AstragalosideII inhibits autophagic flux and enhance chemosensitivity of cisplatin in human cancer cells

Abstract

Inhibition of autophagy has been daily served as a promising anti-cancer treatment strategies. AstragalosideII (ASII), a main compound isolated from traditional Chinese medicine Radix Astragali, has been demonstrated to inhibit autophagy and reverse multidrug resistance in human hepatic cancer cells Bel-7402/5-FU. In this study, we inspected the function and mechanisms of ASII and cisplatin on autophagy in human cancer cells, and assessed the effect of ASII on cisplatin-induced apoptosis. We found ASII increased LC3II protein level, p62 protein level and GFP-LC3 puncta accumulation in human cancer cells. Furthermore, we found that ASII downregulated the expression of lysosomal cathepsinB/L (CTSB/L) in EBSS medium and affected the lysosomal acidification. Finally, we demonstrated that cisplatin induced protective autophagy which was involved of PI3K/Akt/mTOR pathway. Moreover, ASII in conjunction with cisplatin significant reduced cell viability, arrested in S phase and increased apoptosis. In conclusion, these findings suggested that ASII served as autophagy inhibitor which restored chemosensitivity of anticancer agent cisplatin and enhanced tumor cell death.

Introduction

Macroautophagy (hereafter referred to as autophagy) is a conserved catabolic process characterized by sequestration of cytoplasmic components including damaged long-lived proteins and organelles in double membrane vesicles called autophagosomes, which are transported to and degraded in lysosome [1]. Autophagy is also a dynamic process which consists of four successive stages including isolation membrane, vesicle elongation, autophagosome and autolysosome [2]. Recently, more and more evidence has illustrated that autophagy is not only associated with growth, differentiation and apoptosis of cell, but also related with the development of variously significant human diseases, such as metabolic diseases, neurodegenerative diseases, infectious diseases and cancers [3]. However, the function of autophagy in cancer is controversial and intricate. Autophagy is considered as a tumor suppressor [4], on the other hand, autophagy will offer a survival superiority to counteract cell death under the condition of chemotherapy, radiotherapy, starvation or hypoxia stress [5], [6], [7], [8]. Autophagy is aslo a complex regulatory process, which is related to a variety of upstream regulating signaling pathways [9], [10]. It is worth noting that the classic PI3K/AKT/mTOR signaling pathway is a archetypal survival pathway that is constitutively activated in various cancer types [11], while PI3K/Akt/mTOR pathway inhibitors are currently being considered in clinical trials for treatment of a great number of cancers [12]. Moreover, increasing evidence shows that the activation of autophagy is associated with PI3K/AKT/mTOR pathway [13]. Currently, chemotherapy is one of the major means that oncologists used to treat and cure cancer patients, especially when a metastatic disease is diagnosed. Among many anti-cancer chemotherapeutic agents, cisplatin is one of the most significant anticancer drugs which is used to treat many solid tumors including gastric cancer, breast cancer, non-small cell lung cancer, etc. [14], [15], [16]. The antitumor mechanism of cisplatin is to induce cell apoptosis by damaging DNA [17], while chemotherapy resistance reduces clinical efficacy. Recent studies have shown that cisplatin can induce autophagy in cancer cells, and the function of which is a protective mechanism [18], [19]. However, molecular mechanisms of cisplatin-induced autophagy were unknown in human gastric cancer SGC-7901 cells.

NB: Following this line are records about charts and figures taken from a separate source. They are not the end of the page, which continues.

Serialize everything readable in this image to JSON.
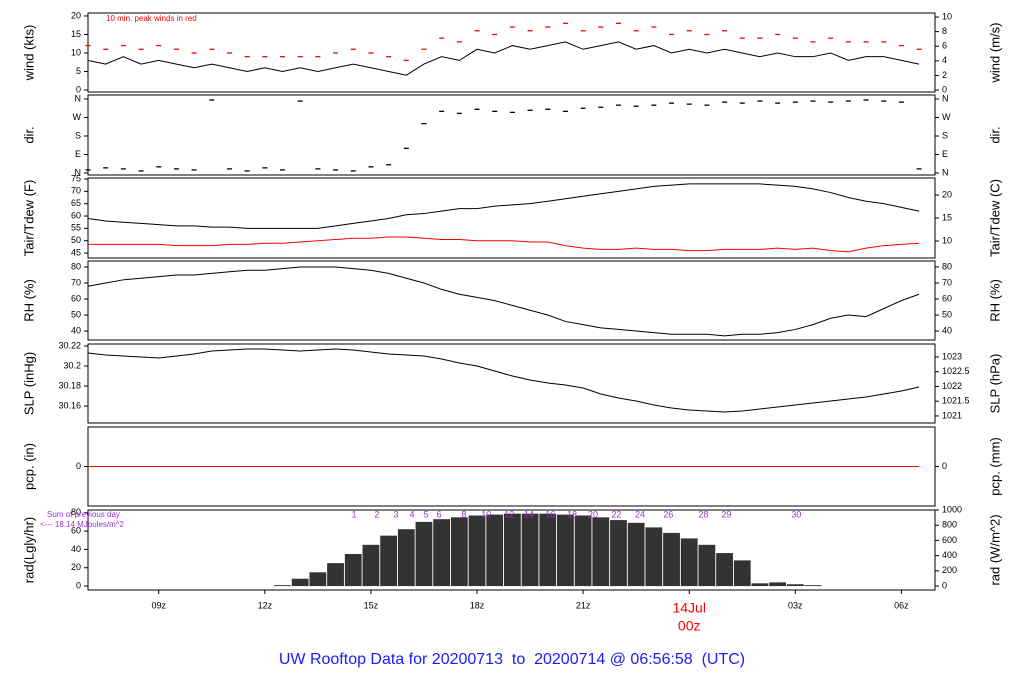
{
  "chart_data": {
    "type": "panels",
    "title": "UW Rooftop Data for 20200713  to  20200714 @ 06:56:58  (UTC)",
    "x": [
      7,
      7.5,
      8,
      8.5,
      9,
      9.5,
      10,
      10.5,
      11,
      11.5,
      12,
      12.5,
      13,
      13.5,
      14,
      14.5,
      15,
      15.5,
      16,
      16.5,
      17,
      17.5,
      18,
      18.5,
      19,
      19.5,
      20,
      20.5,
      21,
      21.5,
      22,
      22.5,
      23,
      23.5,
      24,
      24.5,
      25,
      25.5,
      26,
      26.5,
      27,
      27.5,
      28,
      28.5,
      29,
      29.5,
      30,
      30.5
    ],
    "xlim": [
      7,
      30.95
    ],
    "xticks": [
      {
        "value": 9,
        "label": "09z"
      },
      {
        "value": 12,
        "label": "12z"
      },
      {
        "value": 15,
        "label": "15z"
      },
      {
        "value": 18,
        "label": "18z"
      },
      {
        "value": 21,
        "label": "21z"
      },
      {
        "value": 24,
        "label": "00z",
        "date": "14Jul",
        "color": "#ff0000"
      },
      {
        "value": 27,
        "label": "03z"
      },
      {
        "value": 30,
        "label": "06z"
      }
    ],
    "panels": [
      {
        "type": "line",
        "ylabel": "wind (kts)",
        "y2label": "wind (m/s)",
        "ylim": [
          -0.54,
          20.8
        ],
        "yticks": [
          0,
          5,
          10,
          15,
          20
        ],
        "y2lim": [
          -0.27,
          10.55
        ],
        "y2ticks": [
          0,
          2,
          4,
          6,
          8,
          10
        ],
        "annotation": "10 min. peak winds in red",
        "series": [
          {
            "name": "mean wind",
            "style": "line",
            "color": "#000000",
            "values": [
              8,
              7,
              9,
              7,
              8,
              7,
              6,
              7,
              6,
              5,
              6,
              5,
              6,
              5,
              6,
              7,
              6,
              5,
              4,
              7,
              9,
              8,
              11,
              10,
              12,
              11,
              12,
              13,
              11,
              12,
              13,
              11,
              12,
              10,
              11,
              10,
              11,
              10,
              9,
              10,
              9,
              9,
              10,
              8,
              9,
              9,
              8,
              7
            ]
          },
          {
            "name": "peak wind",
            "style": "dash",
            "color": "#ff0000",
            "values": [
              12,
              11,
              12,
              11,
              12,
              11,
              10,
              11,
              10,
              9,
              9,
              9,
              9,
              9,
              10,
              11,
              10,
              9,
              8,
              11,
              14,
              13,
              16,
              15,
              17,
              16,
              17,
              18,
              16,
              17,
              18,
              16,
              17,
              15,
              16,
              15,
              16,
              14,
              14,
              15,
              14,
              13,
              14,
              13,
              13,
              13,
              12,
              11
            ]
          }
        ]
      },
      {
        "type": "scatter",
        "ylabel": "dir.",
        "y2label": "dir.",
        "ylim": [
          -9.7,
          379.5
        ],
        "yticks": [
          {
            "value": 0,
            "label": "N"
          },
          {
            "value": 90,
            "label": "E"
          },
          {
            "value": 180,
            "label": "S"
          },
          {
            "value": 270,
            "label": "W"
          },
          {
            "value": 360,
            "label": "N"
          }
        ],
        "y2lim": [
          -9.7,
          379.5
        ],
        "y2ticks": [
          {
            "value": 0,
            "label": "N"
          },
          {
            "value": 90,
            "label": "E"
          },
          {
            "value": 180,
            "label": "S"
          },
          {
            "value": 270,
            "label": "W"
          },
          {
            "value": 360,
            "label": "N"
          }
        ],
        "series": [
          {
            "name": "direction",
            "style": "dash",
            "color": "#000000",
            "values": [
              15,
              25,
              20,
              10,
              30,
              20,
              15,
              355,
              20,
              10,
              25,
              15,
              350,
              20,
              15,
              10,
              30,
              40,
              120,
              240,
              300,
              290,
              310,
              300,
              295,
              305,
              310,
              300,
              315,
              320,
              330,
              325,
              330,
              340,
              335,
              330,
              345,
              340,
              350,
              340,
              345,
              350,
              345,
              350,
              355,
              350,
              345,
              20
            ]
          }
        ]
      },
      {
        "type": "line",
        "ylabel": "Tair/Tdew (F)",
        "y2label": "Tair/Tdew (C)",
        "ylim": [
          43,
          75.4
        ],
        "yticks": [
          45,
          50,
          55,
          60,
          65,
          70,
          75
        ],
        "y2lim": [
          6.3,
          23.7
        ],
        "y2ticks": [
          10,
          15,
          20
        ],
        "series": [
          {
            "name": "Tair",
            "style": "line",
            "color": "#000000",
            "values": [
              59,
              58,
              57.5,
              57,
              56.5,
              56,
              56,
              55.5,
              55.5,
              55,
              55,
              55,
              55,
              55,
              56,
              57,
              58,
              59,
              60.5,
              61,
              62,
              63,
              63,
              64,
              64.5,
              65,
              66,
              67,
              68,
              69,
              70,
              71,
              72,
              72.5,
              73,
              73,
              73,
              73,
              73,
              72.5,
              72,
              71,
              69.5,
              67.5,
              66,
              65,
              63.5,
              62
            ]
          },
          {
            "name": "Tdew",
            "style": "line",
            "color": "#ff0000",
            "values": [
              48.5,
              48.5,
              48.5,
              48.5,
              48.5,
              48,
              48,
              48,
              48.5,
              48.5,
              49,
              49,
              49.5,
              50,
              50.5,
              51,
              51,
              51.5,
              51.5,
              51,
              50.5,
              50.5,
              50,
              50,
              50,
              49.5,
              49.5,
              48,
              47,
              46.5,
              46.5,
              47,
              46.5,
              46.5,
              46,
              46,
              46.5,
              46.5,
              46.5,
              47,
              46.5,
              47,
              46,
              45.5,
              47,
              48,
              48.5,
              49
            ]
          }
        ]
      },
      {
        "type": "line",
        "ylabel": "RH (%)",
        "y2label": "RH (%)",
        "ylim": [
          34.4,
          83.75
        ],
        "yticks": [
          40,
          50,
          60,
          70,
          80
        ],
        "y2lim": [
          34.4,
          83.75
        ],
        "y2ticks": [
          40,
          50,
          60,
          70,
          80
        ],
        "series": [
          {
            "name": "RH",
            "style": "line",
            "color": "#000000",
            "values": [
              68,
              70,
              72,
              73,
              74,
              75,
              75,
              76,
              77,
              78,
              78,
              79,
              80,
              80,
              80,
              79,
              78,
              76,
              73,
              70,
              66,
              63,
              61,
              59,
              56,
              53,
              50,
              46,
              44,
              42,
              41,
              40,
              39,
              38,
              38,
              38,
              37,
              38,
              38,
              39,
              41,
              44,
              48,
              50,
              49,
              54,
              59,
              63
            ]
          }
        ]
      },
      {
        "type": "line",
        "ylabel": "SLP (inHg)",
        "y2label": "SLP (hPa)",
        "ylim": [
          30.143,
          30.222
        ],
        "yticks": [
          30.16,
          30.18,
          30.2,
          {
            "value": 30.22,
            "label": "30.22"
          }
        ],
        "y2lim": [
          1020.76,
          1023.44
        ],
        "y2ticks": [
          1021,
          1021.5,
          1022,
          1022.5,
          1023
        ],
        "series": [
          {
            "name": "SLP",
            "style": "line",
            "color": "#000000",
            "values": [
              30.213,
              30.211,
              30.21,
              30.209,
              30.208,
              30.21,
              30.212,
              30.215,
              30.216,
              30.217,
              30.217,
              30.216,
              30.215,
              30.216,
              30.217,
              30.216,
              30.214,
              30.212,
              30.211,
              30.21,
              30.207,
              30.203,
              30.2,
              30.195,
              30.19,
              30.186,
              30.183,
              30.181,
              30.178,
              30.172,
              30.168,
              30.165,
              30.161,
              30.158,
              30.156,
              30.155,
              30.154,
              30.155,
              30.157,
              30.159,
              30.161,
              30.163,
              30.165,
              30.167,
              30.169,
              30.172,
              30.175,
              30.179
            ]
          }
        ]
      },
      {
        "type": "line",
        "ylabel": "pcp. (in)",
        "y2label": "pcp. (mm)",
        "ylim": [
          -1,
          1
        ],
        "yticks": [
          0
        ],
        "y2lim": [
          -1,
          1
        ],
        "y2ticks": [
          0
        ],
        "series": [
          {
            "name": "precipitation",
            "style": "line",
            "color": "#ff0000",
            "values": [
              0,
              0,
              0,
              0,
              0,
              0,
              0,
              0,
              0,
              0,
              0,
              0,
              0,
              0,
              0,
              0,
              0,
              0,
              0,
              0,
              0,
              0,
              0,
              0,
              0,
              0,
              0,
              0,
              0,
              0,
              0,
              0,
              0,
              0,
              0,
              0,
              0,
              0,
              0,
              0,
              0,
              0,
              0,
              0,
              0,
              0,
              0,
              0
            ]
          }
        ]
      },
      {
        "type": "bar",
        "ylabel": "rad(Lgly/hr)",
        "y2label": "rad (W/m^2)",
        "ylim": [
          -4.3,
          83
        ],
        "yticks": [
          0,
          20,
          40,
          60,
          80
        ],
        "y2lim": [
          -52,
          1000
        ],
        "y2ticks": [
          0,
          200,
          400,
          600,
          800,
          1000
        ],
        "annotations": [
          "Sum of previous day",
          "<--- 18.14 MJoules/m^2"
        ],
        "cumulative_labels": {
          "x": [
            14.52,
            15.17,
            15.71,
            16.16,
            16.56,
            16.93,
            17.63,
            18.26,
            18.91,
            19.47,
            20.07,
            20.69,
            21.28,
            21.94,
            22.61,
            23.41,
            24.4,
            25.05,
            27.03
          ],
          "labels": [
            1,
            2,
            3,
            4,
            5,
            6,
            8,
            10,
            12,
            14,
            16,
            18,
            20,
            22,
            24,
            26,
            28,
            29,
            30
          ]
        },
        "series": [
          {
            "name": "radiation",
            "style": "bar",
            "color": "#333333",
            "values": [
              0,
              0,
              0,
              0,
              0,
              0,
              0,
              0,
              0,
              0,
              0,
              1,
              8,
              15,
              25,
              35,
              45,
              55,
              62,
              70,
              73,
              75,
              77,
              78,
              79,
              79,
              79,
              78,
              77,
              75,
              72,
              69,
              64,
              58,
              52,
              45,
              36,
              28,
              3,
              4,
              2,
              1,
              0,
              0,
              0,
              0,
              0,
              0
            ]
          }
        ]
      }
    ]
  }
}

At present, compounds from natural plants are very important resources for drugs. Astragaloside is one of the main active ingredients in Radix Astragali, a traditional Chinese medicine which has wide pharmacological effects including immunomodulatory, antiviral, antioxidants, anticancer and so on [20], [21], [22], [23]. ASII(3b,6a,16b,20R,24S)-3-((2-O-acetyl-beta-d-xylopy-xylopyranosyl)oxy)-20,24-epoxy-16,25-dihydroxy-9,19-cyclolanostan-6-ylbetad-glucopyranoside) (Fig. 1A), a member of the triterpenoid glycosides is treated as a marker monomeric compound in Radix Astragali. We have demonstrated that ASII inhibited autophagy in human hepatocarcinoma Bel-7402/5-FU and reversed P-glycoprotein-mediated multidrug resistance of human hepatoma cells Bel-7402/5-FU by regulating MAPK signaling pathway [24], [25].

In this study, we demonstrated that cisplatin can induce protective autophagy which is involved PI3K/Akt/mTOR-mediated signaling pathways and ASII is capable of suppressing the late stage of autophagy by affecting lysosomal functions, through which it increases human cancer cells to the sensitivity of cisplatin-induced cell death. At present, autophagy inhibitors in combination with chemotherapy drugs has been increasingly known as a promising strategy for the treatment of cancer. Our results will provide a new vision for anticancer drug development via targeting autophagy.